Psychische Folgen wiegen schwer

„Das war so ein Schlag auf die Brust“, beschrieb das Opfer den Moment der Attacke. Dann habe er den Pfeil in seinem Körper stecken gesehen. Hinterher sei ihm bewusst geworden, dass nur das Aufsetzen der Armbrust verhindert habe, dass der Pfeil noch tiefer eingedrungen sei, was wohl sein Todesurteil bedeutet hätte. Körperlich sei alles verheilt, doch ihn plagten Alpträume und Schwitzattacken. Er sei in psychiatrischer Behandlung, um dieses Trauma zu verarbeiten.

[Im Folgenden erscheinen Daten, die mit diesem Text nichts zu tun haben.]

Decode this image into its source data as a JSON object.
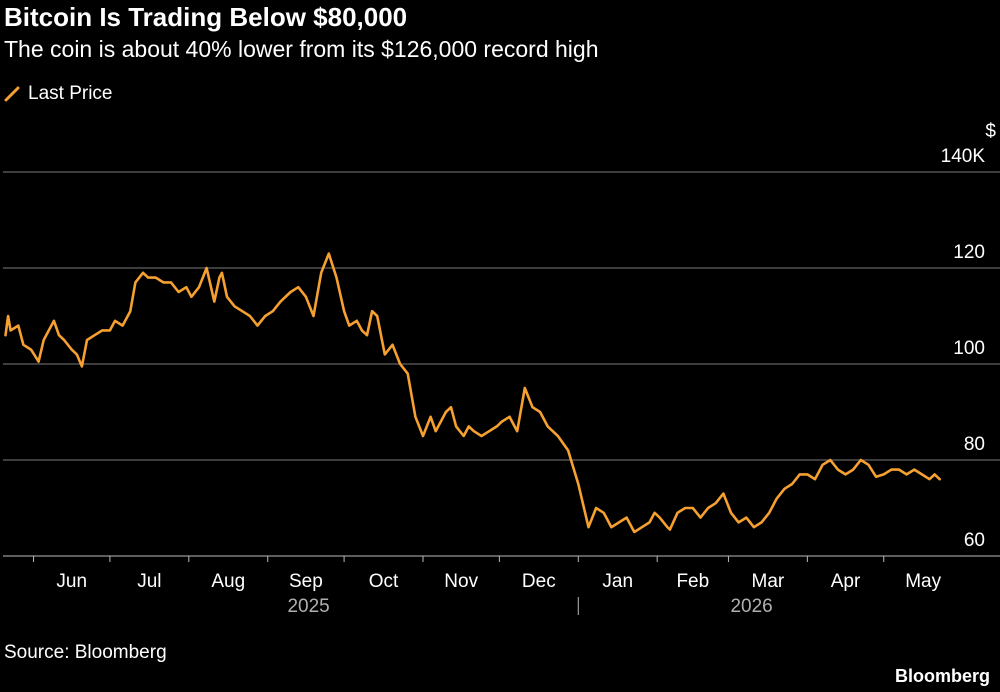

„Es ist vielleicht ein schwacher Trost“, setzte die Vorsitzende Richterin Jennifer Otten an, „aber am Ende des Tages haben Sie auch viel Glück gehabt, vielleicht sollten sie sich darauf konzentrieren.“ Glück hatte aber auch der Angeklagte. Die Staatsanwaltschaft hat ihn lediglich wegen gefährlicher Körperverletzung angeklagt, wohl wegen des sogenannten Rücktritts von versuchtem Mord oder Totschlag. „Für mich war das ein versuchtes Tötungsdelikt“, sagt Opfer-Anwältin Funda Bicakoglu. Hier wäre der Strafrahmen höher.

Nachbar habe ihn auf dem Kieker gehabt

Das Opfer berichtete auch, dass der Nachbar ihn wohl schon länger auf dem Kieker gehabt habe. Der Zeuge habe sich Monate zuvor in einen Streit seiner Freundin mit der Ehefrau des Angeklagten eingemischt. Stein des Anstoßes war, dass die Nachbarin im Treppenhaus geraucht haben soll. „Wir trauen uns gar nicht mehr in die Wohnung“, sagte die Freundin des Opfers im Zeugenstand, die eine fünfjährige Tochter hat. Man wolle so schnell wie möglich umziehen, ganz weg aus Buchheim.

Den vom Angeklagten beschriebenen Drogen-Blackout zum Tatzeitpunkt bestätigten die Zeugen nicht. Der Mann habe auch nach der Tat noch klar mit ihnen kommuniziert und sogar abgestritten, der Schütze gewesen zu sein. „Es tut mir von Herzen leid, ich habe jeden Tag für dich gebetet, dass du nicht über den Jordan gehst“, sagte der Angeklagte, während das Opfer ihn keines Blickes würdigte. Die Entschuldigung wollte er nicht annehmen. Der Prozess wird fortgesetzt.